- North American cover art
- Developer: Tose
- Publisher: Bandai
- Series: GeGeGe no Kitarō
- Platform: Nintendo Entertainment System
- Release: JP: April 17, 1986; NA: October 1986;
- Genres: Action, platform
- Mode: Single-player

= Ninja Kid =

1986 video game

Ninja Kid, known in Japan as GeGeGe no Kitaro - Yōkai Daimakyō (ゲゲゲの鬼太郎 妖怪大魔境), is an action video game developed by Tose and published by Bandai for the Nintendo Entertainment System.

The Japanese version was based on the 1985 television series GeGeGe no Kitarō itself based on the manga series of the same name, but the game was changed to the generic "Ninja Kid" and all references to Kitaro were removed for the American version due to the source material being not well-known outside Japan.

This game was followed by a sequel titled Gegege no Kitarou 2: Youkai Gundan no Chousen, which was released the following year only in Japan also by Bandai; however, that title was a role-playing video game and its plot is unrelated to the original.

It was the eighth best-selling Famicom game of 1986, selling 1,250,000 copies.

==Gameplay==
Gameplay begins on an overhead map with several different arches. Each arch leads to a different side-scrolling mission, and the type of the mission could be determined by the shape of the arch. At the end of each mission, two doors will appear, one of which would return to the map, and the other of which will take players to a vertically scrolling tower with a mini-boss at the top (after defeating the mini-boss they are returned to the map). Also during each mission, items randomly appear on the screen. Some bonus items also give a temporary speed boost, or an owl that shows players which door leads back to the map (instead of the mini-boss tower). Once a scroll has been collected, it can be taken to the hut in the middle of the map to unlock the fortress and fight the map's boss. During the boss fight, if any whistles have been collected, the character can crouch in the far left corner of the screen to use a whistle to summon a familiar.

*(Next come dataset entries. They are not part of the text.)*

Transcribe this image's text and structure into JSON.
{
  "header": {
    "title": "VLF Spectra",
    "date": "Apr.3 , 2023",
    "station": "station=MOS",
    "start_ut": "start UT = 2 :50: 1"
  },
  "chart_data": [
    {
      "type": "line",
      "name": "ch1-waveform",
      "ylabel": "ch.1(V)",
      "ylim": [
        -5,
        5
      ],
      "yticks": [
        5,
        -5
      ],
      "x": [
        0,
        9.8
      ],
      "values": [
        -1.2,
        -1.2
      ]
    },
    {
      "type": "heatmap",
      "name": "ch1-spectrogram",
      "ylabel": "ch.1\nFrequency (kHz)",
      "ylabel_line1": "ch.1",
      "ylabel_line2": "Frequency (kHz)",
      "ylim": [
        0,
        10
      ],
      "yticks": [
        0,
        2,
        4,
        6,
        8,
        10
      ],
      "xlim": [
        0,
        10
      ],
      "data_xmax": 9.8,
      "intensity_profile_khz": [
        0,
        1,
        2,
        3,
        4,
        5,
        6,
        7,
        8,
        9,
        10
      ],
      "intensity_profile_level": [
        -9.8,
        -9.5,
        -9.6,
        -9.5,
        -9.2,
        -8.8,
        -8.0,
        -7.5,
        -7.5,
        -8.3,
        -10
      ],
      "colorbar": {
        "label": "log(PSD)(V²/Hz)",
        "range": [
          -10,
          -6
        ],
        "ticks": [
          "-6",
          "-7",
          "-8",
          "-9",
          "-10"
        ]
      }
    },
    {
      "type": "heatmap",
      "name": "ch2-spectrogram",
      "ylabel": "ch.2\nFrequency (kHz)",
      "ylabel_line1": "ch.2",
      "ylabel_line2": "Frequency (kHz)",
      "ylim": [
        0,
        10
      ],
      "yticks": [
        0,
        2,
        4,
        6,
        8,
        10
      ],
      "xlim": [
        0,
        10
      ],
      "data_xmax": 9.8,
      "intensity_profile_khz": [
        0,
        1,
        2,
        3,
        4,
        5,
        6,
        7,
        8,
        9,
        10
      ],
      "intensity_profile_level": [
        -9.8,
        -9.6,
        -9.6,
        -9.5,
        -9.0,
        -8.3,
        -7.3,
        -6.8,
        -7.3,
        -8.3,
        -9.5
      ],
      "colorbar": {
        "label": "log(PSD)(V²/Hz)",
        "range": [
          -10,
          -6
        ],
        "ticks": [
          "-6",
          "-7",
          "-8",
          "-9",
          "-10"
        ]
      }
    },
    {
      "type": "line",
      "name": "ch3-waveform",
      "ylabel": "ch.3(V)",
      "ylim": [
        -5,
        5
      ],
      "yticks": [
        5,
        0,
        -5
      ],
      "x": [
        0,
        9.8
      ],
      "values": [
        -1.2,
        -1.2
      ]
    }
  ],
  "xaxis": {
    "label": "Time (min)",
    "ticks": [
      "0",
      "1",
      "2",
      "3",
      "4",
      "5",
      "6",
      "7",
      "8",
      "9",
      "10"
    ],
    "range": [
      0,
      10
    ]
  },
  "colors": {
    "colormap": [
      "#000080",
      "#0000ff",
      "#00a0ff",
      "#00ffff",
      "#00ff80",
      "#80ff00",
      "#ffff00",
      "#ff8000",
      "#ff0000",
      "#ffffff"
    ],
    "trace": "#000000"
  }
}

==Ninja Kid / GeGeGe no Kitaro - Youkai Dai Makyou==
The original Japanese version is notably different from the American version. The main character is Kitarō, and his main weapon is his hair rather than darts. His sub-weapons are a flying finger instead of shuriken, his vest instead of the feather, and a geta instead of a boomerang. All of these weapons function the same as the ones of the protagonist of the American version, Kyo; they just use different sprites. The fireball sub-weapon remains the same. Certain levels are inhabited by "western" film monsters like Frankenstein's Monster and Count Dracula; the boss of these levels is the character Back Beard, the leader of the "western youkai". The scroll which unlocks the fortress is a crystal ball in the original version. The familiars are also different, being characters from the manga: the Pegasus was originally Nurikabe, the Eagle was Konaki Jiji, and the Mirror was Sunakake Babaa. Finally, a few of the minor enemies are different; most notably the "Pirate Ninja" found in some of the Guerilla Warfare levels was originally Nezumi Otoko, and Kitaro rides on Ittan Momen during the Dog Fight levels.